Featured Osteopathic Family Physician:
Thomas E. Sabalaske, DO

Dr. Thomas E. Sabalaske grew up in northeastern Pennsylvania. While neither of his parents were physicians, he always had an interest in medicine. During college, he was introduced to a possible career in osteopathic medicine, which he ended up pursing. 

He is currently a family physician at Feasterville Family Practice, north of Philadelphia, where he administers a full range of family medical services, including preventive, acute and chronic condition management and osteopathic manipulation.

He is also director of osteopathic manipulative training at Aria Healthcare System in Philadelphia. There, he prepares and delivers monthly lectures of interns, residents and guest attending physicians on osteopathic manipulative therapy technique and theory.

He is a graduate of the Philadelphia College of Osteopathic Medicine. He graduated from University of Scranton with a biology degree.

He advises students to find mentors who are not just successful but also are enjoying their work. That’s because it’s important to find mentors who are able to strike that balance and who can teach you how to do that  He says mentors who are appear egotistical are best to be avoided regardless of how successful they may appear.

His mentors have taught him how to balance caring for patients while still maintaining a life balance. Students should ask mentors what they should know about that might not be obvious to them at the current points of their medical training.

What kind of person makes the best osteopathic family physician?  
The best family physicians are those who dedicate themselves to patients’ health. When you really care about the patients, you use all of your available resources to help them. You realize you are part of a medical team that is available to help your patients, and you put your ego aside and coordinate services with other specialists, therapists, nutritionists, etc. Insurances looking to keep costs down can cause distractions, but your focus should always be getting your patients the appropriate and necessary tests, referrals and follow-up appointments.

What is your best advice for students who are undecided?
Picture yourself in a specialty 20 to 30 years from now.  Many specialties may seem exciting, or the financial aspects may seem tempting. Before deciding, ask yourself if you are going to enjoy helping patients in this capacity when you have a family.  For me, I wanted a specialty in which I could develop great relationships with patients and their families and also have a broad range of medical knowledge. I didn’t want to specialize to the point where I wasn’t aware of other aspects of medicine.   I also wanted a specialty where I would not be required to go into the hospital while on call so I could dedicate more time to my family.  

What is your favorite aspect of osteopathic family medicine?
My favorite part of family medicine is being able to practice osteopathic manipulation.  So many patients have conditions that are easily treated with just a few minutes of manipulation, followed by some exercise instruction, and I find it very rewarding.  I also get referrals from some of the surrounding orthopedic groups to work with the patients they are unable to help.  It is amazing how many expensive and unnecessary tests and treatments some patients go through when simple osteopathic treatment can solve their issues and enhance their health.  Treating children and newborns is always rewarding. Helping a baby eliminate colic in one or two gentle cranial sessions really makes me feel like I am improving an entire family’s life. 

Why did you go into osteopathic family medicine?
I chose family medicine because it provides opportunities to create ongoing relationships with patients and their families.  It also gives me a wide breadth of knowledge in medicine and allows me to help people with manipulation.

What do you know now in regard to selecting a specialty that you wish you knew when you were an osteopathic medical student?
Each specialty has its “bread and butter” activities that are repetitive.

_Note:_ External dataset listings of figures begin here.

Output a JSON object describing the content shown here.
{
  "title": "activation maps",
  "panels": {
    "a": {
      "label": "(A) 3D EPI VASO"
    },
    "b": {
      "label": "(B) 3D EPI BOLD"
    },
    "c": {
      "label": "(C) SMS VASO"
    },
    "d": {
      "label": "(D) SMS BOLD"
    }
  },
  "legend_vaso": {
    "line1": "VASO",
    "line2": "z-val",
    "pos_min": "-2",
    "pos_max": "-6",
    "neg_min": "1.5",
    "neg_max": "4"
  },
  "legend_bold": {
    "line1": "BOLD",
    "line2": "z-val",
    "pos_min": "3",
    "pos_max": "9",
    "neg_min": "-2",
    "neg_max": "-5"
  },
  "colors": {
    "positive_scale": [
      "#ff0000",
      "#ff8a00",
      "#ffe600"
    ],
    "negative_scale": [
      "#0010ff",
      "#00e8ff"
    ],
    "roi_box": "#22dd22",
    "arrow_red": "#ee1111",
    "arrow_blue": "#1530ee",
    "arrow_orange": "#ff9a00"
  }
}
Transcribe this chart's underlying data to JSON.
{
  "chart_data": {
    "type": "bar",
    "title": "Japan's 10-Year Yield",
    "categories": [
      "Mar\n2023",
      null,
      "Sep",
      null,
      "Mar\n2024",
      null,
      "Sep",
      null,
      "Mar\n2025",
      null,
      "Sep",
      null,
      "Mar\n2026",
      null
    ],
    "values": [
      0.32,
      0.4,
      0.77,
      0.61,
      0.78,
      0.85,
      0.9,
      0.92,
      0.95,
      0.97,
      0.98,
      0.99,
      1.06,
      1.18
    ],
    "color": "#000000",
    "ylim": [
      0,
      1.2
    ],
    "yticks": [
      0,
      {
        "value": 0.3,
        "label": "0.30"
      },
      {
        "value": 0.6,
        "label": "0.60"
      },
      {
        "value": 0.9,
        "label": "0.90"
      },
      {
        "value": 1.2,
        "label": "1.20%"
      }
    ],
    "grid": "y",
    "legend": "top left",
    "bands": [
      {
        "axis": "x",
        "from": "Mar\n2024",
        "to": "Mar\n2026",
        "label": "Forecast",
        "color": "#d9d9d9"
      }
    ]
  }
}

Family medicine requires physicals and treatment of minor infections. Surgery has cholecystectomies and appendectomies.  You need to choose a specialty that has repetitive activities that you will not tire of and will continue to enjoy.

What qualities should students look for in a mentor and what are some red flags for them to avoid?
Look for a mentor who is both successful with their practice and enjoying it.  Creating a balance is very important, so find a mentor that can show you how to accomplish that.  Stay away from mentors that are ego-based.  Mentors who do not practice the way you intend to, perhaps by rushing patients through or worrying about income over patient care, are also not ideal.

What have your mentors taught you?
I have had a few major mentors throughout the years, from my training all the way up to the present.  They helped me keep my focus on patient care and balance in my life.  My osteopathic manipulation mentors were wonderful in opening my eyes to gentler more thorough techniques to help my patients. 

What specific questions should students ask their mentors?
Ask mentors, at this point in their training, what are things the students should know about that might not currently be on their radar.  Often not knowing what you don’t know can be the most dangerous type of ignorance.  Students should make sure their medical knowledge is appropriate for their level of training.  Always ask the doctors for their real world thought processes on various medical concepts.